ZM : Par rapport aux vidéos expérimentales, en général ces dernières naissent d’un jet hasardeux. Avant de quitter une ville je collecte quelques images. Souvent, ce sont des images où je m’allie avec quelques artistes le temps d’une improvisation, puis je laisse les vidéos de côté. Dès que j’ai l’occasion, lors d’une pause du voyage où j’aurais accès à tous les équipements et logiciels, je me mets à monter. J’essaie d’extraire ce qui me parait le plus important de chaque vidéo récolté. Une à une je leurs trouve un ordre et finalement je me mets à mixer l’ambiance sonore.
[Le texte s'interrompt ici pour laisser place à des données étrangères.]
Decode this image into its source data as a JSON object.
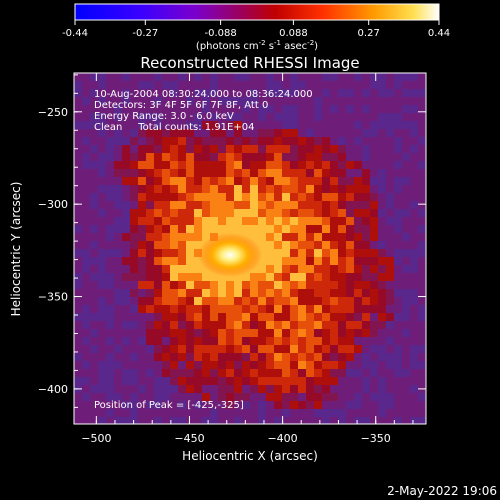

Pour le moment j’ai quelques complications au niveau matériel, mon ordi est décédé dans la traversée de l’Amazonie (ce qui m’a valu la disparition de quelques travaux), et les batteries de la caméra ont actuellement des problèmes de charges. Par rapport à la poésie, les poèmes qui apparaissent dans ExTra ACto EpilePtiCordoBes font partie du répertoire de poésies que j’interprète dans les espaces publiques. Ce fut une improvisation furtive, non préméditée, que nous avons entamé avec le batteur Patricio Giovanie. Je suis en constante maturation, surtout en ce qui concerne l'écriture et je dois dire que je ne me sens pas encore à l’aise pour me considérer poète. Ce qui est sûr en ce moment, c’est que je commence à sentir le besoin d’une réflexion plus posée de ce voyage. J’ai besoin de construire un point de chute, et de m’y poser à y digérer et créer à partir de cette longue expérience.
JD : Pourrais-tu nous donner plus de détails sur ces interventions publiques ?
ZM : Depuis quelques années j’utilise la poésie pour intervenir les transports/ et espaces publiques. C’est de cette manière que grosso modo je me débrouille avec les dépenses minimes du voyage. C’est aussi et surtout une manière d’ébranler la routine et confronter les personnes à la littérature. Une manière ludique et théâtrale. Certains textes sont plus provocateurs que d’autre, mais la plupart ont un fond bien critique. Souvent je m’allie avec d’autres artiste (musique, danse, peinture, etc..) et nous créons une arme artistique, qui incommode parfois, émeut aussi... l’important c’est que personne ne reste indifférent.
ZaretaH MostaZa, Inotrance, 2014, Photographie Numérique, Courtesy de l'Artiste.